Luz, Câmera, Post

November 3, 2006

Os Estados Unidos contra John Lennon

Filed under: Resenha

Direção: David Leaf e John Scheinfeld
Duração: 99 minutos
Documentário

O que Noam Chomsky, Gore Vidal, Tariq Ali, Carl Bernstein, Bob Seale (ex-líder dos Panteras Negras), John Sinclair (ativista político norte-americano), Yoko Ono, Ron Kovic (autor do livro que deu origem ao filme "Nascido em 4 de Julho) e Geraldo Rivera (aquele do bigodinho e dos programa de auditório Geraldo, que alegrava as tardes/noites do SBT) têm em comum? Alguém conseguiria reunir tanta gente diferente abordando sobre o mesmo tema? Pois os diretores de O Estados Unidos contra John Lennon conseguiram. E bem, por sinal.

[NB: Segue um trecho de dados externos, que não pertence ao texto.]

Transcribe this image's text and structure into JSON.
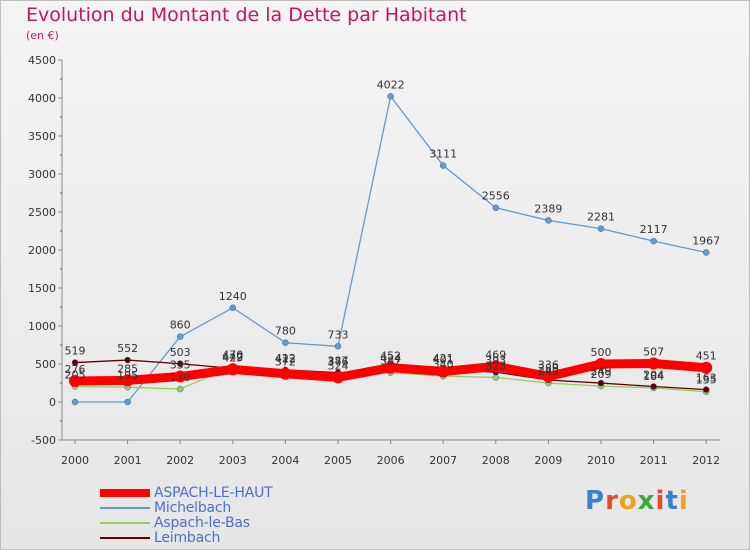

Rico em imagens de arquivo e em histórias curiosas sobre como o governo Nixon resolveu afiar as garras para combater a campanha pacifista do ex-Beatle, em especial por conta da participação do músico em atos políticos contrários à Guerra do Vietnã, o documentário, essencialmente fundado em declarações dos supracitados, dentre outros, e na mítica figura do casal John e Yoko, alçados ao status de representantes carnais da paz e do amor, peca em apenas um ponto: é de mão única.

É comum, na construção de documentários, que diferentes partes sejam ouvidas. Michael Moore, o atual incensado do gênero, costuma por seu alvo para tropeços públicos, além é claro dos opositores ao tema em questão. Antes de ser um recurso, dá ao espectador a impressão de imparcialidade e isenção do fato em tela. Com Os Estados Unidos contra John Lennon, fica-se a estranha sensação de propaganda institucional, um filme de fãs do trabalho e, acima de tudo, da figura libertária e pacifista que o músico representa até os dias de hoje.

De resto, trata-se de um deleite. Imagens históricas de Nixon, dos protestos contra a Guerra, Panteras Negras ao lado de ativistas brancos e do senador George McGovern falando em uníssono, o caos unindo os eqüidistantes. A trilha sonora, obviamente, é o grande elemento do filme e a figura emblemática de John segura o espectador. Mais do que um mito, Lennon, diferente dos outros Beatles, tinha completa noção do quanto sua imagem agregava e do quanto aquilo poderia ser usado a favor das causas que defendia. Mais do que um músico, John passa uma imagem messiânica, do justo, do generoso, daquele que rebate a violência com sorrisos. É isso que Leaf e Scheinfeld destacam no filme. Mais do que letras, Lennon fez história; com um sorriso humilde no rosto, daqueles que parecem não ter a menor noção do tamanho, o ex-Beatle passava imagem de fanfarrão dizendo tolices. No fundo, todos sabiam que Lennon era muito mais experto do que aparentava. E também tinham noção do perigo que representava para o stabilishment mundial.

Nota: Três estrelas na testa de David Leaf e John Scheinfeld.